Apple (NASDAQ:AAPL) shares fell 1.20% to $227.20 in premarket trading after Jefferies downgraded the stock to "underperform" from "hold" and significantly lowered its price target to $200.75 from $211.84.
This makes Jefferies one of only four brokerages with a "sell" equivalent rating among the 47 analysts covering the stock, according to LSEG data.
The downgrade comes amid concerns about weakening iPhone sales and increased competition from Chinese smartphone manufacturers like Xiaomi.
Data from the International Data Corporation (IDC) reveals that global smartphone shipments for both Apple and Samsung declined in the December quarter.
Jefferies, referencing IDC data, suggests that the sales weakness in both the iPhone and the broader consumer electronics market is more pronounced than initially anticipated.
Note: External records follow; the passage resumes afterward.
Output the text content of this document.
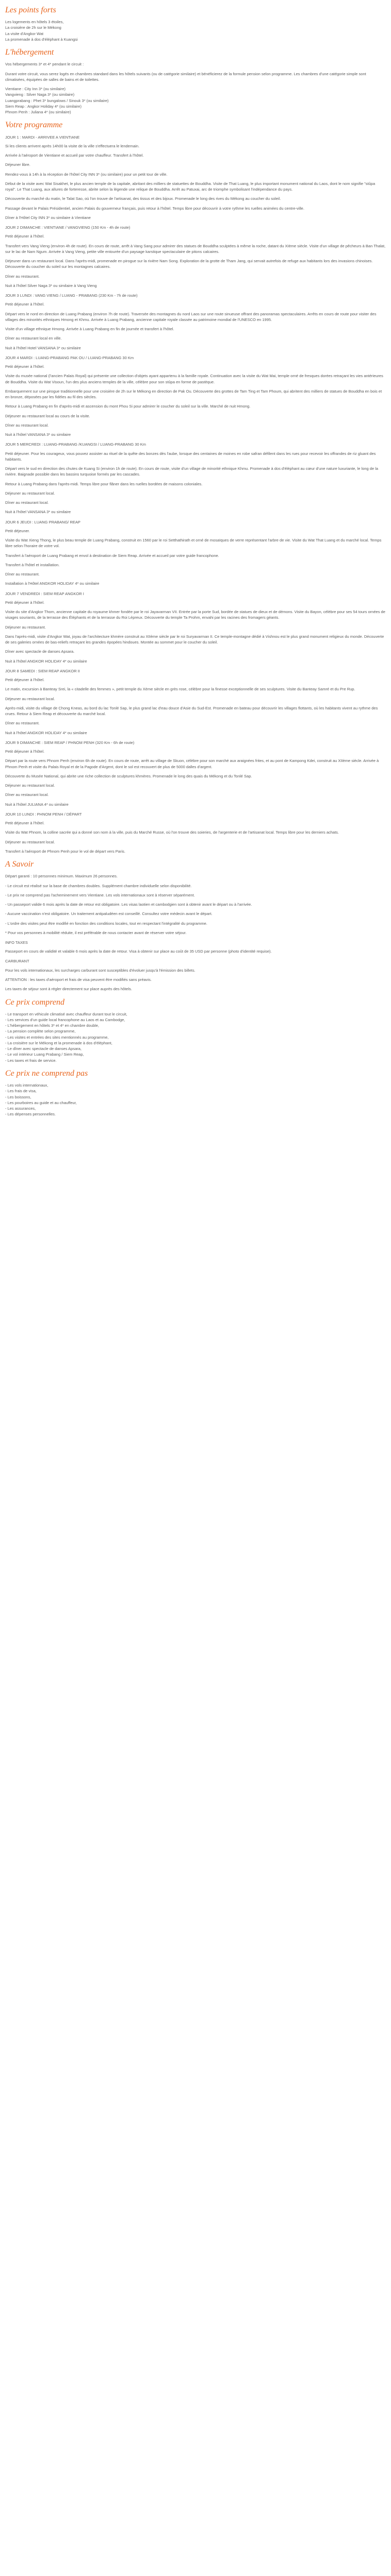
Les points forts

Les logements en hôtels 3 étoiles,

La croisière de 2h sur le Mékong

La visite d'Angkor Wat

La promenade à dos d'éléphant à Kuangsi

L'hébergement

Vos hébergements 3* et 4* pendant le circuit :

Durant votre circuit, vous serez logés en chambres standard dans les hôtels suivants (ou de catégorie similaire) et bénéficierez de la formule pension selon programme. Les chambres d'une catégorie simple sont climatisées, équipées de salles de bains et de toilettes.

Vientiane : City Inn 3* (ou similaire)

Vangvieng : Silver Naga 3* (ou similaire)

Luangprabang : Phet 3* bungalows / Sinouk 3* (ou similaire)

Siem Reap : Angkor Holiday 4* (ou similaire)

Phnom Penh : Juliana 4* (ou similaire)

Votre programme

JOUR 1 : MARDI - ARRIVEE A VIENTIANE

Si les clients arrivent après 14h00 la visite de la ville s'effectuera le lendemain.

Arrivée à l'aéroport de Vientiane et accueil par votre chauffeur. Transfert à l'hôtel.

Déjeuner libre.

Rendez-vous à 14h à la réception de l'hôtel City INN 3* (ou similaire) pour un petit tour de ville.

Début de la visite avec Wat Sisakhet, le plus ancien temple de la capitale, abritant des milliers de statuettes de Bouddha. Visite de That Luang, le plus important monument national du Laos, dont le nom signifie "stûpa royal". Le That Luang, aux allures de forteresse, abrite selon la légende une relique de Bouddha. Arrêt au Patuxai, arc de triomphe symbolisant l'indépendance du pays.

Découverte du marché du matin, le Talat Sao, où l'on trouve de l'artisanat, des tissus et des bijoux. Promenade le long des rives du Mékong au coucher du soleil.

Passage devant le Palais Présidentiel, ancien Palais du gouverneur français, puis retour à l'hôtel. Temps libre pour découvrir à votre rythme les ruelles animées du centre-ville.

Dîner à l'Hôtel City INN 3* ou similaire à Vientiane

JOUR 2 DIMANCHE : VIENTIANE / VANGVIENG (150 Km - 4h de route)

Petit déjeuner à l'hôtel.

Transfert vers Vang Vieng (environ 4h de route). En cours de route, arrêt à Vang Sang pour admirer des statues de Bouddha sculptées à même la roche, datant du XIème siècle. Visite d'un village de pêcheurs à Ban Thalat, sur le lac de Nam Ngum. Arrivée à Vang Vieng, petite ville entourée d'un paysage karstique spectaculaire de pitons calcaires.

Déjeuner dans un restaurant local. Dans l'après-midi, promenade en pirogue sur la rivière Nam Song. Exploration de la grotte de Tham Jang, qui servait autrefois de refuge aux habitants lors des invasions chinoises. Découverte du coucher du soleil sur les montagnes calcaires.

Dîner au restaurant.

Nuit à l'hôtel Silver Naga 3* ou similaire à Vang Vieng

JOUR 3 LUNDI : VANG VIENG / LUANG - PRABANG (230 Km - 7h de route)

Petit déjeuner à l'hôtel.

Départ vers le nord en direction de Luang Prabang (environ 7h de route). Traversée des montagnes du nord Laos sur une route sinueuse offrant des panoramas spectaculaires. Arrêts en cours de route pour visiter des villages des minorités ethniques Hmong et Khmu. Arrivée à Luang Prabang, ancienne capitale royale classée au patrimoine mondial de l'UNESCO en 1995.

Visite d'un village ethnique Hmong. Arrivée à Luang Prabang en fin de journée et transfert à l'hôtel.

Dîner au restaurant local en ville.

Nuit à l'hôtel Hotel VANSANA 3* ou similaire

JOUR 4 MARDI : LUANG-PRABANG PAK OU / LUANG-PRABANG 30 Km

Petit déjeuner à l'hôtel.

Visite du musée national (l'ancien Palais Royal) qui présente une collection d'objets ayant appartenu à la famille royale. Continuation avec la visite du Wat Mai, temple orné de fresques dorées retraçant les vies antérieures de Bouddha. Visite du Wat Visoun, l'un des plus anciens temples de la ville, célèbre pour son stûpa en forme de pastèque.

Embarquement sur une pirogue traditionnelle pour une croisière de 2h sur le Mékong en direction de Pak Ou. Découverte des grottes de Tam Ting et Tam Phoum, qui abritent des milliers de statues de Bouddha en bois et en bronze, déposées par les fidèles au fil des siècles.

Retour à Luang Prabang en fin d'après-midi et ascension du mont Phou Si pour admirer le coucher du soleil sur la ville. Marché de nuit Hmong.

Déjeuner au restaurant local au cours de la visite.

Dîner au restaurant local.

Nuit à l'hôtel VANSANA 3* ou similaire

JOUR 5 MERCREDI : LUANG-PRABANG /KUANGSI / LUANG-PRABANG 30 Km

Petit déjeuner. Pour les courageux, vous pouvez assister au rituel de la quête des bonzes dès l'aube, lorsque des centaines de moines en robe safran défilent dans les rues pour recevoir les offrandes de riz gluant des habitants.

Départ vers le sud en direction des chutes de Kuang Si (environ 1h de route). En cours de route, visite d'un village de minorité ethnique Khmu. Promenade à dos d'éléphant au cœur d'une nature luxuriante, le long de la rivière. Baignade possible dans les bassins turquoise formés par les cascades.

Retour à Luang Prabang dans l'après-midi. Temps libre pour flâner dans les ruelles bordées de maisons coloniales.

Déjeuner au restaurant local.

Dîner au restaurant local.

Nuit à l'hôtel VANSANA 3* ou similaire

JOUR 6 JEUDI : LUANG PRABANG/ REAP

Petit déjeuner.

Visite du Wat Xieng Thong, le plus beau temple de Luang Prabang, construit en 1560 par le roi Setthathirath et orné de mosaïques de verre représentant l'arbre de vie. Visite du Wat That Luang et du marché local. Temps libre selon l'horaire de votre vol.

Transfert à l'aéroport de Luang Prabang et envol à destination de Siem Reap. Arrivée et accueil par votre guide francophone.

Transfert à l'hôtel et installation.

Dîner au restaurant.

Installation à l'Hôtel ANGKOR HOLIDAY 4* ou similaire

JOUR 7 VENDREDI : SIEM REAP ANGKOR I

Petit déjeuner à l'hôtel.

Visite du site d'Angkor Thom, ancienne capitale du royaume khmer fondée par le roi Jayavarman VII. Entrée par la porte Sud, bordée de statues de dieux et de démons. Visite du Bayon, célèbre pour ses 54 tours ornées de visages souriants, de la terrasse des Éléphants et de la terrasse du Roi Lépreux. Découverte du temple Ta Prohm, envahi par les racines des fromagers géants.

Déjeuner au restaurant.

Dans l'après-midi, visite d'Angkor Wat, joyau de l'architecture khmère construit au XIIème siècle par le roi Suryavarman II. Ce temple-montagne dédié à Vishnou est le plus grand monument religieux du monde. Découverte de ses galeries ornées de bas-reliefs retraçant les grandes épopées hindoues. Montée au sommet pour le coucher du soleil.

Dîner avec spectacle de danses Apsara.

Nuit à l'hôtel ANGKOR HOLIDAY 4* ou similaire

JOUR 8 SAMEDI : SIEM REAP ANGKOR II

Petit déjeuner à l'hôtel.

Le matin, excursion à Banteay Srei, la « citadelle des femmes », petit temple du Xème siècle en grès rose, célèbre pour la finesse exceptionnelle de ses sculptures. Visite du Banteay Samré et du Pre Rup.

Déjeuner au restaurant local.

Après-midi, visite du village de Chong Kneas, au bord du lac Tonlé Sap, le plus grand lac d'eau douce d'Asie du Sud-Est. Promenade en bateau pour découvrir les villages flottants, où les habitants vivent au rythme des crues. Retour à Siem Reap et découverte du marché local.

Dîner au restaurant.

Nuit à l'hôtel ANGKOR HOLIDAY 4* ou similaire

JOUR 9 DIMANCHE : SIEM REAP / PHNOM PENH (320 Km - 6h de route)

Petit déjeuner à l'hôtel.

Départ par la route vers Phnom Penh (environ 6h de route). En cours de route, arrêt au village de Skuon, célèbre pour son marché aux araignées frites, et au pont de Kampong Kdei, construit au XIIème siècle. Arrivée à Phnom Penh et visite du Palais Royal et de la Pagode d'Argent, dont le sol est recouvert de plus de 5000 dalles d'argent.

Découverte du Musée National, qui abrite une riche collection de sculptures khmères. Promenade le long des quais du Mékong et du Tonlé Sap.

Déjeuner au restaurant local.

Dîner au restaurant local.

Nuit à l'hôtel JULIANA 4* ou similaire

JOUR 10 LUNDI : PHNOM PENH / DÉPART

Petit déjeuner à l'hôtel.

Visite du Wat Phnom, la colline sacrée qui a donné son nom à la ville, puis du Marché Russe, où l'on trouve des soieries, de l'argenterie et de l'artisanat local. Temps libre pour les derniers achats.

Déjeuner au restaurant local.

Transfert à l'aéroport de Phnom Penh pour le vol de départ vers Paris.

A Savoir

Départ garanti : 10 personnes minimum. Maximum 26 personnes.

- Le circuit est réalisé sur la base de chambres doubles. Supplément chambre individuelle selon disponibilité.

- Le prix ne comprend pas l'acheminement vers Vientiane. Les vols internationaux sont à réserver séparément.

- Un passeport valide 6 mois après la date de retour est obligatoire. Les visas laotien et cambodgien sont à obtenir avant le départ ou à l'arrivée.

- Aucune vaccination n'est obligatoire. Un traitement antipaludéen est conseillé. Consultez votre médecin avant le départ.

- L'ordre des visites peut être modifié en fonction des conditions locales, tout en respectant l'intégralité du programme.

* Pour vos personnes à mobilité réduite, il est préférable de nous contacter avant de réserver votre séjour.

INFO TAXES

Passeport en cours de validité et valable 6 mois après la date de retour. Visa à obtenir sur place au coût de 35 USD par personne (photo d'identité requise).

CARBURANT

Pour les vols internationaux, les surcharges carburant sont susceptibles d'évoluer jusqu'à l'émission des billets.

ATTENTION : les taxes d'aéroport et frais de visa peuvent être modifiés sans préavis.

Les taxes de séjour sont à régler directement sur place auprès des hôtels.

Ce prix comprend

- Le transport en véhicule climatisé avec chauffeur durant tout le circuit,

- Les services d'un guide local francophone au Laos et au Cambodge,

- L'hébergement en hôtels 3* et 4* en chambre double,

- La pension complète selon programme,

- Les visites et entrées des sites mentionnés au programme,

- La croisière sur le Mékong et la promenade à dos d'éléphant,

- Le dîner avec spectacle de danses Apsara,

- Le vol intérieur Luang Prabang / Siem Reap,

- Les taxes et frais de service.

Ce prix ne comprend pas

- Les vols internationaux,

- Les frais de visa,

- Les boissons,

- Les pourboires au guide et au chauffeur,

- Les assurances,

- Les dépenses personnelles.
Jefferies analysts predict that Apple will likely miss its 5% revenue growth target for the first quarter of fiscal year 2025 and forecasts low single-digit revenue growth for the second quarter.
The brokerage also expressed skepticism about the potential for artificial intelligence (AI) to drive a significant upgrade cycle in the near future.
Meanwhile, Apple's stock has already declined approximately 8.2% this year as of its last close, reflecting investor concerns about the company's growth prospects in a challenging market.